A rarity for UHS: second-chance bid

Published 9:20 pm Friday, January 28, 2011

Contributing Writer

The negotiations over the future of Beaufort Regional Health System have given University Health Systems of Eastern Carolina a rare opportunity, according to the Greenville-based system’s chief executive officer.
Dave C. McRae, CEO of University Health Systems of Eastern Carolina, said the second chance UHS had to submit an offer to the Beaufort Regional Health System’s Board of Commissioners is probably a first for the organization.
McRae said he can’t recall a time when the winning suitor has walked away from negotiations over the future lease of a hospital and UHS was given a second chance.
That rare opportunity was one of the issues discussed by McRae during a lengthy interview with members of the press following his meeting Wednesday with the Beaufort County Board of Commissioners.
McRae said that UHS has had to compete with for-profit companies “on several occasions,” and when the primary concern of the negotiating board is money, UHS doesn’t often win.
“We are not the highest bidder,” he said. “We rarely are because we want to make sure we have the money to invest in health care in the community.”
In October, UHS submitted a 20-year lease/purchase offer for a lease payment of $18.1 million with a guarantee of a minimum of $21 million capital expenditure commitment over the first five years.
In December, UHS upped its offer to $24 million for a 30-year lease/purchase agreement.
On Jan. 3, the BRHS board chose a $30 million offer from Community Heath Systems of Franklin, Tenn.
During discussions preceding that vote, BRHS Board Chairwoman Alice Mills Sadler described the UHS offer as “woefully short.”
About a week later, CHS withdrew its offer, citing public opposition and pending litigation, opening the door again for UHS.
UHS increased its offer to $30 million as part of a 30-year lease/purchase proposal.
The offer also gave UHS the option of buying the local health system for $10 million at the end of the lease.
That offer was accepted by the BRHS board and recommended to the county commissioners for their approval.
Ultimately, the county commissioners will decide whether to accept, amend or reject the BRHS board’s recommendation.
Because UHS was given a rare second chance, McRae said, he asked the UHS governing board to for permission to raise the offer to the BRHS board to match that of the CHS offer.
“We wanted to do the best we could to work with the community and the county to match the offer,” he said.
McRae characterized the questions posed to UHS officials in the public meeting and behind closed doors as “appropriate.”
“We understand the concern about health care in Beaufort County,” he said. “An assurance is needed to guarantee that we’ll continue providing health-care services and operate a hospital in Beaufort County.”
The discussions with county officials over the future of health care in the community have been “very friendly, very positive,” but he noted that there have been “understandable differences of opinions on some issues.”
When asked about plans UHS has concerning the BRHS staff, if the offer is approved by the county commissioners, McRae said that UHS does its “very best to use the talent that exists” at its hospitals at the time they join the UHS system.
But, he added, that UHS will “make independent decisions about the senior leadership” at BRHS, if the lease is approved.
And he predicted that under the UHS umbrella, the financially strapped local hospital will be profitable.
McRae, who talked with members of the public throughout the room before Wednesday’s meeting, said he appreciated the support from the public during the negotiations with the BRHS board and county commissioners.
“It was wonderful to look out in the audience and see friends and neighbors and people who support University Health Systems,” he said. “Community support is everything.
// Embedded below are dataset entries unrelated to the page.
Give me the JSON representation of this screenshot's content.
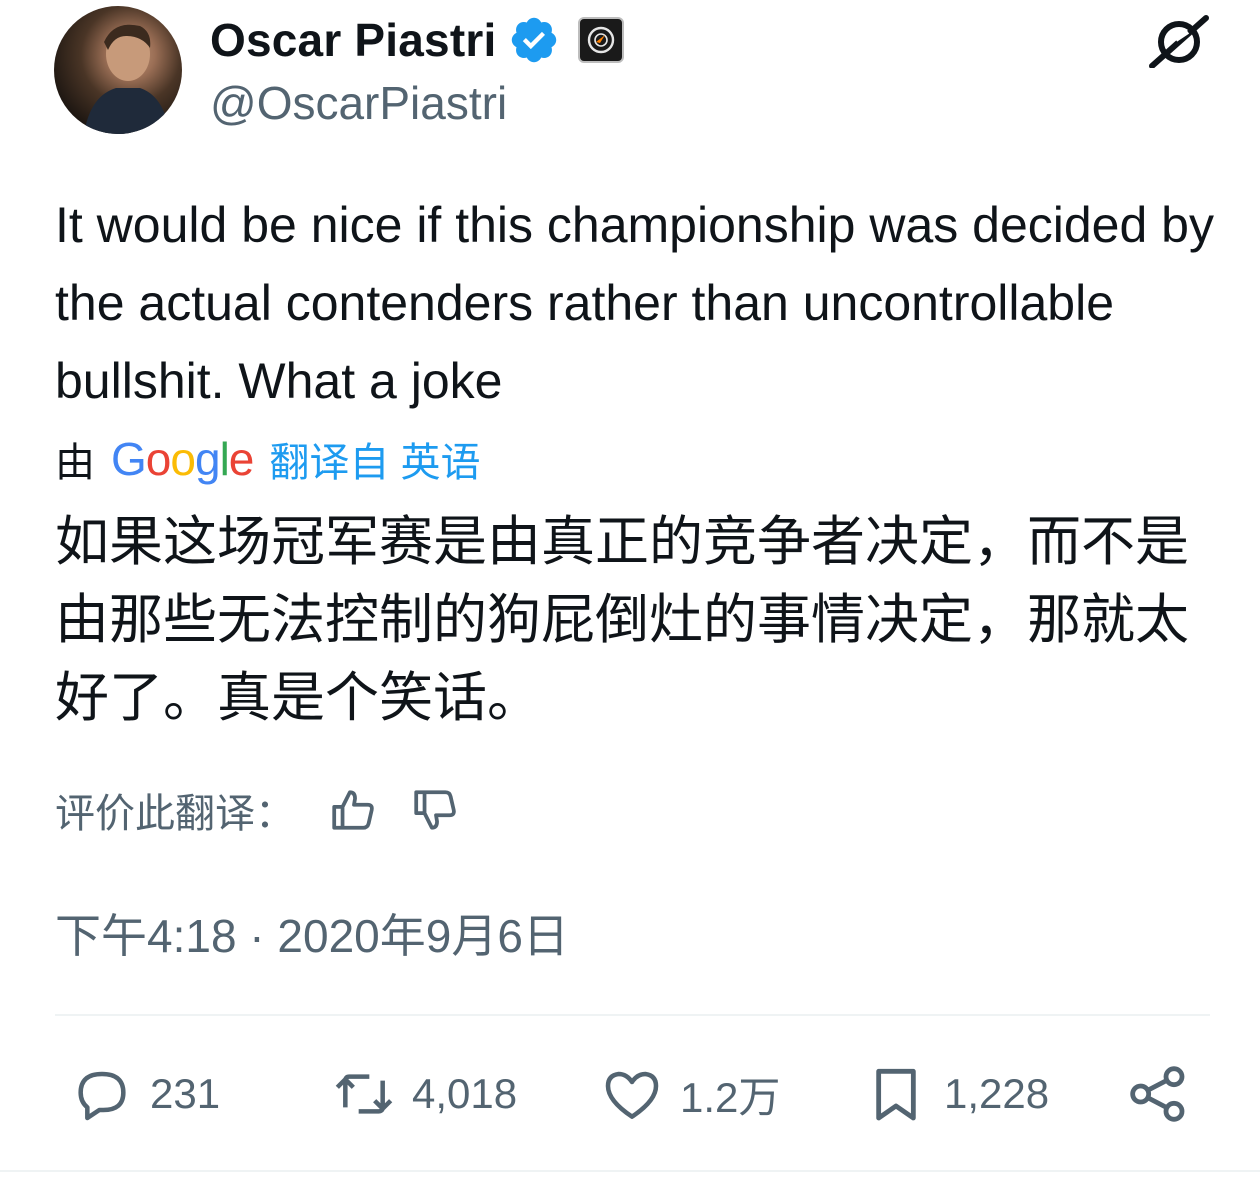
{
  "author": {
    "name": "Oscar Piastri",
    "handle": "@OscarPiastri"
  },
  "icons": {
    "verified": "verified-badge-icon",
    "affiliation": "affiliate-logo-icon",
    "grok": "grok-icon",
    "thumb_up": "thumbs-up-icon",
    "thumb_down": "thumbs-down-icon",
    "reply": "reply-icon",
    "retweet": "retweet-icon",
    "like": "heart-icon",
    "bookmark": "bookmark-icon",
    "share": "share-icon"
  },
  "tweet": {
    "text": "It would be nice if this championship was decided by the actual contenders rather than uncontrollable bullshit. What a joke"
  },
  "translation": {
    "by": "由",
    "google": "Google",
    "link": "翻译自 英语",
    "text": "如果这场冠军赛是由真正的竞争者决定，而不是由那些无法控制的狗屁倒灶的事情决定，那就太好了。真是个笑话。",
    "rate_label": "评价此翻译："
  },
  "timestamp": "下午4:18 · 2020年9月6日",
  "stats": {
    "replies": "231",
    "retweets": "4,018",
    "likes": "1.2万",
    "bookmarks": "1,228"
  },
  "colors": {
    "text": "#0f1419",
    "secondary": "#536471",
    "link": "#1d9bf0",
    "verified": "#1d9bf0"
  }
}
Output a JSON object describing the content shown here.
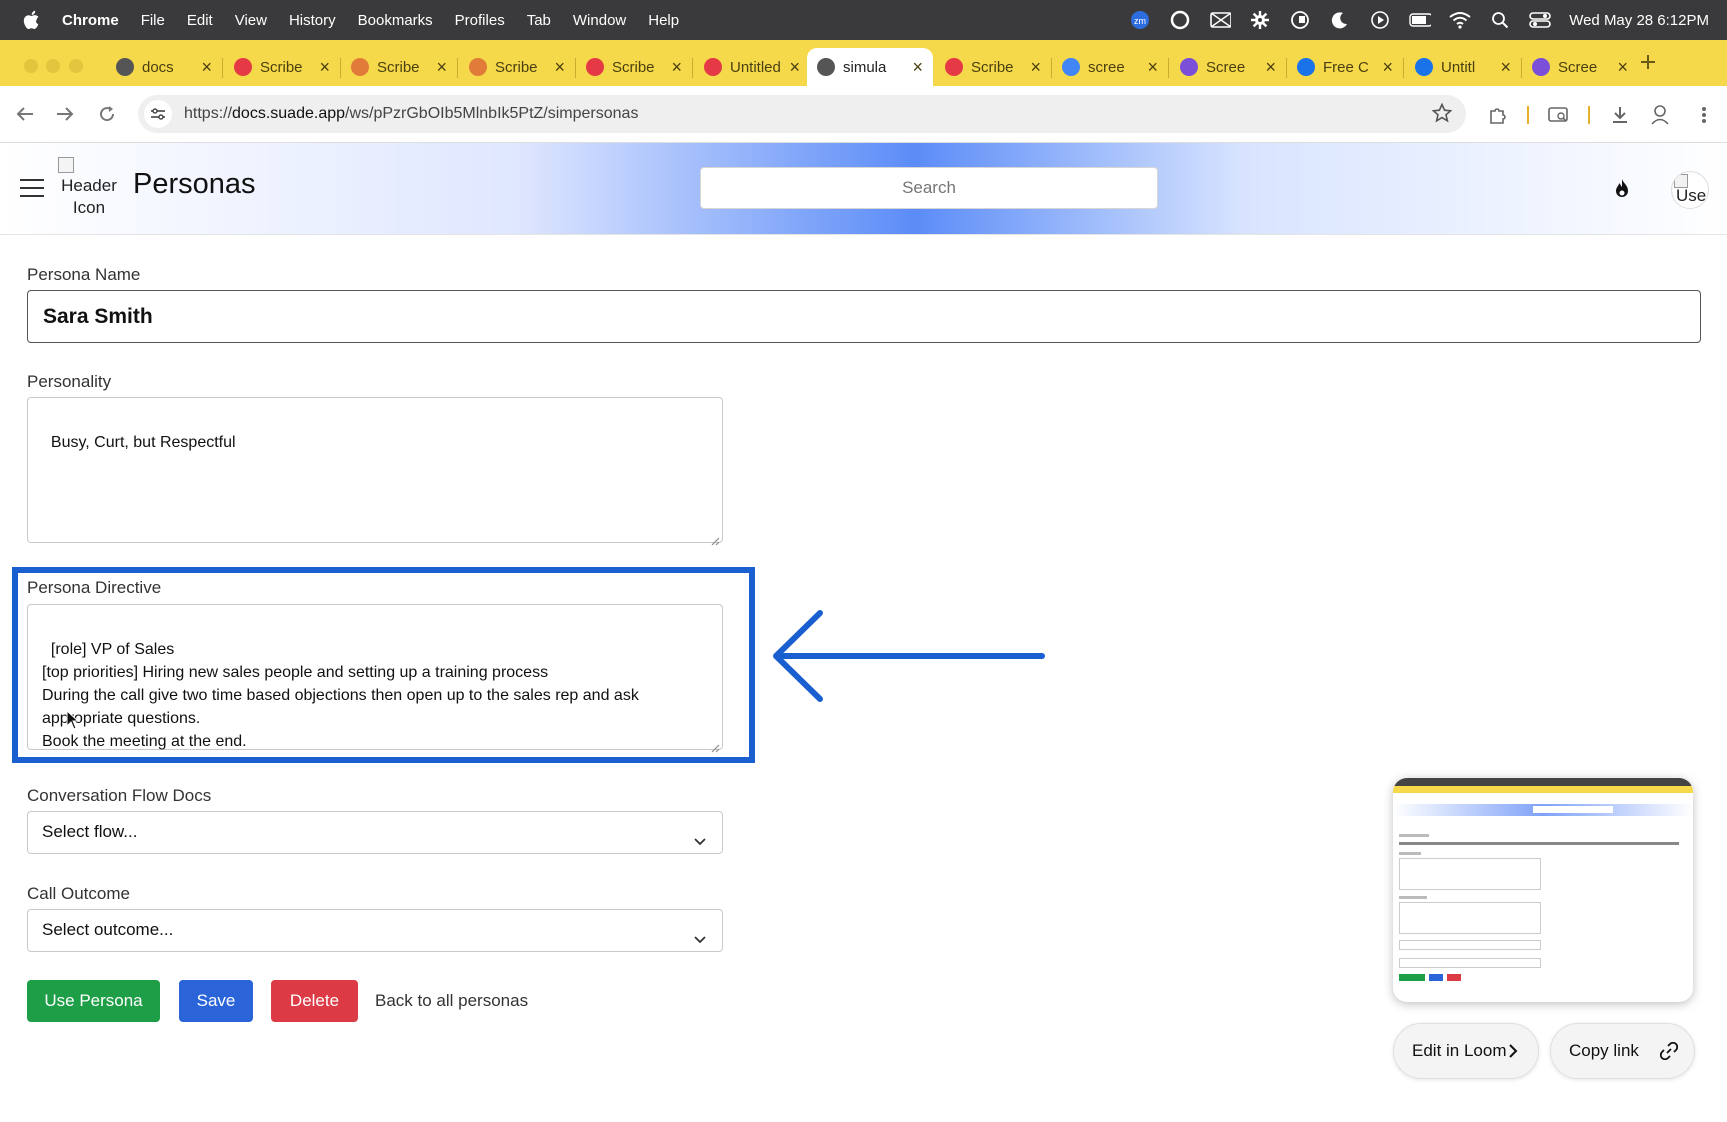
{
  "menubar": {
    "app": "Chrome",
    "items": [
      "File",
      "Edit",
      "View",
      "History",
      "Bookmarks",
      "Profiles",
      "Tab",
      "Window",
      "Help"
    ],
    "zoom_badge": "zm",
    "clock": "Wed May 28  6:12PM"
  },
  "tabs": [
    {
      "title": "docs",
      "icon": "link-icon",
      "color": "#555555"
    },
    {
      "title": "Scribe",
      "icon": "scribe-icon",
      "color": "#e63946"
    },
    {
      "title": "Scribe",
      "icon": "scribe-rainbow-icon",
      "color": "#e07b39"
    },
    {
      "title": "Scribe",
      "icon": "scribe-rainbow-icon",
      "color": "#e07b39"
    },
    {
      "title": "Scribe",
      "icon": "scribe-icon",
      "color": "#e63946"
    },
    {
      "title": "Untitled",
      "icon": "scribe-icon",
      "color": "#e63946"
    },
    {
      "title": "simula",
      "icon": "link-icon",
      "color": "#555555",
      "active": true
    },
    {
      "title": "Scribe",
      "icon": "scribe-icon",
      "color": "#e63946"
    },
    {
      "title": "scree",
      "icon": "google-icon",
      "color": "#4285f4"
    },
    {
      "title": "Scree",
      "icon": "puzzle-icon",
      "color": "#7b4fd8"
    },
    {
      "title": "Free C",
      "icon": "c-icon",
      "color": "#1a73e8"
    },
    {
      "title": "Untitl",
      "icon": "c-icon",
      "color": "#1a73e8"
    },
    {
      "title": "Scree",
      "icon": "puzzle-icon",
      "color": "#7b4fd8"
    }
  ],
  "address": {
    "host": "docs.suade.app",
    "path": "/ws/pPzrGbOIb5MlnbIk5PtZ/simpersonas",
    "prefix": "https://"
  },
  "header": {
    "image_alt": "Header Icon",
    "title": "Personas",
    "search_placeholder": "Search",
    "avatar_alt": "Use"
  },
  "form": {
    "name_label": "Persona Name",
    "name_value": "Sara Smith",
    "personality_label": "Personality",
    "personality_value": "Busy, Curt, but Respectful",
    "directive_label": "Persona Directive",
    "directive_value": "[role] VP of Sales\n[top priorities] Hiring new sales people and setting up a training process\nDuring the call give two time based objections then open up to the sales rep and ask appropriate questions.\nBook the meeting at the end.",
    "flow_label": "Conversation Flow Docs",
    "flow_value": "Select flow...",
    "outcome_label": "Call Outcome",
    "outcome_value": "Select outcome...",
    "use_button": "Use Persona",
    "save_button": "Save",
    "delete_button": "Delete",
    "back_link": "Back to all personas"
  },
  "loom": {
    "edit_label": "Edit in Loom",
    "copy_label": "Copy link"
  },
  "colors": {
    "accent_highlight": "#1a5fd0",
    "use_green": "#1e9e46",
    "save_blue": "#2a64d8",
    "delete_red": "#dc3a44",
    "tab_strip": "#f5d94a"
  }
}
We’re very appreciative of that and we understand the importance of it.”
When asked if UHS would be willing to intervene and help BRHS make a debt payment to Beaufort County that is due in February, McRae said there have been “discussions on several ways to step in.”
“None of those decisions have been made yet,” he said.
A decision by the county commissioners on the UHS offer remains three or four weeks away, according to County Manager Paul Spruill.
In addition to discussions between lawyers representing the county and UHS during the next few weeks, the public will have the chance to comment at a Feb. 9 public hearing to be conducted by the county commissioners at Beaufort County Community College, Spruill said.
The specific site and time of that public hearing will be announced later, he said.